There’s no doubt that internet harassment, threats and bullying are real and persistent problems. But online nastiness is a problem for both genders: While women may be subjected to particularly vile types of harassment, a Pew survey suggests that men are targeted just as much, if not more. And no matter how severe the problem is, it is absurd to suggest, as the report does, that online harassment of women in the West is comparable to the actual, physical brutality inflicted on women regularly in many parts of the world. (For example, the UN body that issued the report includes commissioners from China, where sex-selective abortion and female infanticide are notoriously widespread; from India, where the rape rate is rising so quickly that several countries have issued travel advisories for their citizens; and from the United Arab Emirates, where women who violate provisions of Sharia can be subjected to flogging or stoning).

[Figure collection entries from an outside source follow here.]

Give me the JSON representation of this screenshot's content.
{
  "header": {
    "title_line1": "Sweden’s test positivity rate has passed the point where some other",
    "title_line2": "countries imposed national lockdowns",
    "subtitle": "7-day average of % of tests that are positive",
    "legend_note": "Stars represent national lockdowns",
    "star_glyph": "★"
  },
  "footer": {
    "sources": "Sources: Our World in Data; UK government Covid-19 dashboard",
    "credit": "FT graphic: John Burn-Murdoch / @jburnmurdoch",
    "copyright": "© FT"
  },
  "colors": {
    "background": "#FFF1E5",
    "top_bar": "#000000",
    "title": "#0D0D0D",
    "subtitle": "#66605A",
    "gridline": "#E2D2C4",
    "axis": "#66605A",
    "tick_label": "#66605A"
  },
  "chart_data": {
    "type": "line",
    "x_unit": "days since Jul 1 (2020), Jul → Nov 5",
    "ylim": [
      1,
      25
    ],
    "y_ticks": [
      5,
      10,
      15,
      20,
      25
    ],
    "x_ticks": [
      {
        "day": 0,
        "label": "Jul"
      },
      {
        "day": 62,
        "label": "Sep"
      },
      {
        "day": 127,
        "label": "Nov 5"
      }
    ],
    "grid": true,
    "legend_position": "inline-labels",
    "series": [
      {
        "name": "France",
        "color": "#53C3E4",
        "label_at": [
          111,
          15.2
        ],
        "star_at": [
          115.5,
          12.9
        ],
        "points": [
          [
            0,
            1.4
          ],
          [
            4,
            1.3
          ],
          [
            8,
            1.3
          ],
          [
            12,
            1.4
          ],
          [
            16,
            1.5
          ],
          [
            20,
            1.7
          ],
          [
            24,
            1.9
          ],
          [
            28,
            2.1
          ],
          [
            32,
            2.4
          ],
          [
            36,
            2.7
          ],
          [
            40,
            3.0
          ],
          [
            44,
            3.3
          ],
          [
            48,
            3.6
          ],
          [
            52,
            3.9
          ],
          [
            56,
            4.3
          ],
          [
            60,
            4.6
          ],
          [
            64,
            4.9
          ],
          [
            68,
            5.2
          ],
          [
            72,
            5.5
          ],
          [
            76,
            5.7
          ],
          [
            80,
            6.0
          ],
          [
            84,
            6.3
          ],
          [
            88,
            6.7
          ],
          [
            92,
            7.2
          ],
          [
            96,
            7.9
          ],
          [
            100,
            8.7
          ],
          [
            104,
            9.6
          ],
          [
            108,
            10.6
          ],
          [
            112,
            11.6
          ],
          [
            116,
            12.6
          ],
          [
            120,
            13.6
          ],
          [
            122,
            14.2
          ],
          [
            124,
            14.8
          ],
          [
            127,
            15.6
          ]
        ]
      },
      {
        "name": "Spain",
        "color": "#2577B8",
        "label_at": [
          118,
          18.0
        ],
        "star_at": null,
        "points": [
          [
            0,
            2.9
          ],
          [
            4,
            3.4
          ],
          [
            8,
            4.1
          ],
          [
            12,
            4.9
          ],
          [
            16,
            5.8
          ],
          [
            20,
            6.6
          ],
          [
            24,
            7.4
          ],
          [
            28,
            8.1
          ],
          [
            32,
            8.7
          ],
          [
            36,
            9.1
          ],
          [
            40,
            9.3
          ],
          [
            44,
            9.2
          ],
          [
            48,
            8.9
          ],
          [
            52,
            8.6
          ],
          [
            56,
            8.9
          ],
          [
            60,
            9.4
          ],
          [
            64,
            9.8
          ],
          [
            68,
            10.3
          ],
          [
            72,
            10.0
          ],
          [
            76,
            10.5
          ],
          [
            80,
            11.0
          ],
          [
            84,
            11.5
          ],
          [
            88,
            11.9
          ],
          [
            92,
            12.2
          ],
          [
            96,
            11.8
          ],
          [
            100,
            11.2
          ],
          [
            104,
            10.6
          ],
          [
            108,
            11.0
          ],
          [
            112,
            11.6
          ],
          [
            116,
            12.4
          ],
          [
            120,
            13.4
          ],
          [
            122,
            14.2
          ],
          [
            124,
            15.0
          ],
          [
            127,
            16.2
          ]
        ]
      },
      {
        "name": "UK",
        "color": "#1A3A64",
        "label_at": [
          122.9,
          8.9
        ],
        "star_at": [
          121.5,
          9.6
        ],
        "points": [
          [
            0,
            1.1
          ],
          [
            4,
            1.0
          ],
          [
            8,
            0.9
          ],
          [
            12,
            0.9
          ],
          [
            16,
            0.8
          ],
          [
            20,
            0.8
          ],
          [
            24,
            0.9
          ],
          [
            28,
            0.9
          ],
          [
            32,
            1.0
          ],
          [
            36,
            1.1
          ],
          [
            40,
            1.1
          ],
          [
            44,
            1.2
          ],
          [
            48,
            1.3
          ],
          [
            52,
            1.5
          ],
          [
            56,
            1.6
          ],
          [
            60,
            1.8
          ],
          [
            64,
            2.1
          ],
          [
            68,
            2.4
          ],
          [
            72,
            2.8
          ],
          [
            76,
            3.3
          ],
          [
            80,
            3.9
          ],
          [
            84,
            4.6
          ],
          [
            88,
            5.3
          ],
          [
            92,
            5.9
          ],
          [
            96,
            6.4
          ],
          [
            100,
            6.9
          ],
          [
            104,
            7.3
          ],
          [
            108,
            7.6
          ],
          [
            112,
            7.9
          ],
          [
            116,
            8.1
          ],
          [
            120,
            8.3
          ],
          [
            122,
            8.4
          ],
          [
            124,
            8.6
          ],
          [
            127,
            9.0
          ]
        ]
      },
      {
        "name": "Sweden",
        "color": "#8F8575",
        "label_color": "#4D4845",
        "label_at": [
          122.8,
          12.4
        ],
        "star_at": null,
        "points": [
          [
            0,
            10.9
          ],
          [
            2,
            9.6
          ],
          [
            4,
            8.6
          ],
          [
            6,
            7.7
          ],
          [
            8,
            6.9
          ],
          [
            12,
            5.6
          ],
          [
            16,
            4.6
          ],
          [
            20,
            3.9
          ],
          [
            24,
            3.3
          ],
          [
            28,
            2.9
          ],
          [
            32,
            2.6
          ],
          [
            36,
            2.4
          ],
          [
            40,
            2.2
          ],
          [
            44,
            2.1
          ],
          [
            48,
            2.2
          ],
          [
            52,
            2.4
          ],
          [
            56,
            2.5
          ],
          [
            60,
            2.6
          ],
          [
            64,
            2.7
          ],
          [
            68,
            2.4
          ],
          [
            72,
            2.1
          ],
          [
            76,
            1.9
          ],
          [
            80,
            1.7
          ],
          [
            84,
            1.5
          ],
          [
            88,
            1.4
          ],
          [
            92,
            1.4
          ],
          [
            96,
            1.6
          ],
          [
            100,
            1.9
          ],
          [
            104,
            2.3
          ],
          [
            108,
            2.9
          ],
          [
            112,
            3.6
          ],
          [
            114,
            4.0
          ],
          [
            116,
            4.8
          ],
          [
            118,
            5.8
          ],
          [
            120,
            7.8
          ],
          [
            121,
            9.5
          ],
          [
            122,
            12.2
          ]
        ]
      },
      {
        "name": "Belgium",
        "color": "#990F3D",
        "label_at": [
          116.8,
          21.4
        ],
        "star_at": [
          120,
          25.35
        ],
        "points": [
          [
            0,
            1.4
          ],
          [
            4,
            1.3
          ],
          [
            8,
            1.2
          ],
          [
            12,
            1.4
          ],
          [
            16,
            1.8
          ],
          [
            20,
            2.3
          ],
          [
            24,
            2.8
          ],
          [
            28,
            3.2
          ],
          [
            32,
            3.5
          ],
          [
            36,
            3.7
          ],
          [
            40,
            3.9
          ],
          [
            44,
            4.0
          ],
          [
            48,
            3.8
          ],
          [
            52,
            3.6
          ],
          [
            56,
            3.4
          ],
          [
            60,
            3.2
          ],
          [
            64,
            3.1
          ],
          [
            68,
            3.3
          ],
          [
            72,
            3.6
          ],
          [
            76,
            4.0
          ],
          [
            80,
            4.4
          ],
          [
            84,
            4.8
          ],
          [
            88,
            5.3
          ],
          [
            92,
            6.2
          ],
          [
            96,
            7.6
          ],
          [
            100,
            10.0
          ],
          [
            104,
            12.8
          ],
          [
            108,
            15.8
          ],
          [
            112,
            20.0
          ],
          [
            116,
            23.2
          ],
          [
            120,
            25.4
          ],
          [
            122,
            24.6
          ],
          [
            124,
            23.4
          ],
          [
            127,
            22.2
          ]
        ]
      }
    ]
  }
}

The UN report, while surely well-meaning, represents a typical moral panic—a sense of crisis and fear blown far out of proportion. As with most propagators of panics, the authors of the report want to crack down on civil liberties.

The UN report is not “well-meaning.” It’s an effort to use the hysteria of privileged Western women to slip through global censorship in service of autocrats and oligarchs at home and abroad. The people pushing it are not good people who are going too far. They’re awful, horrible people exploiting useful idiots.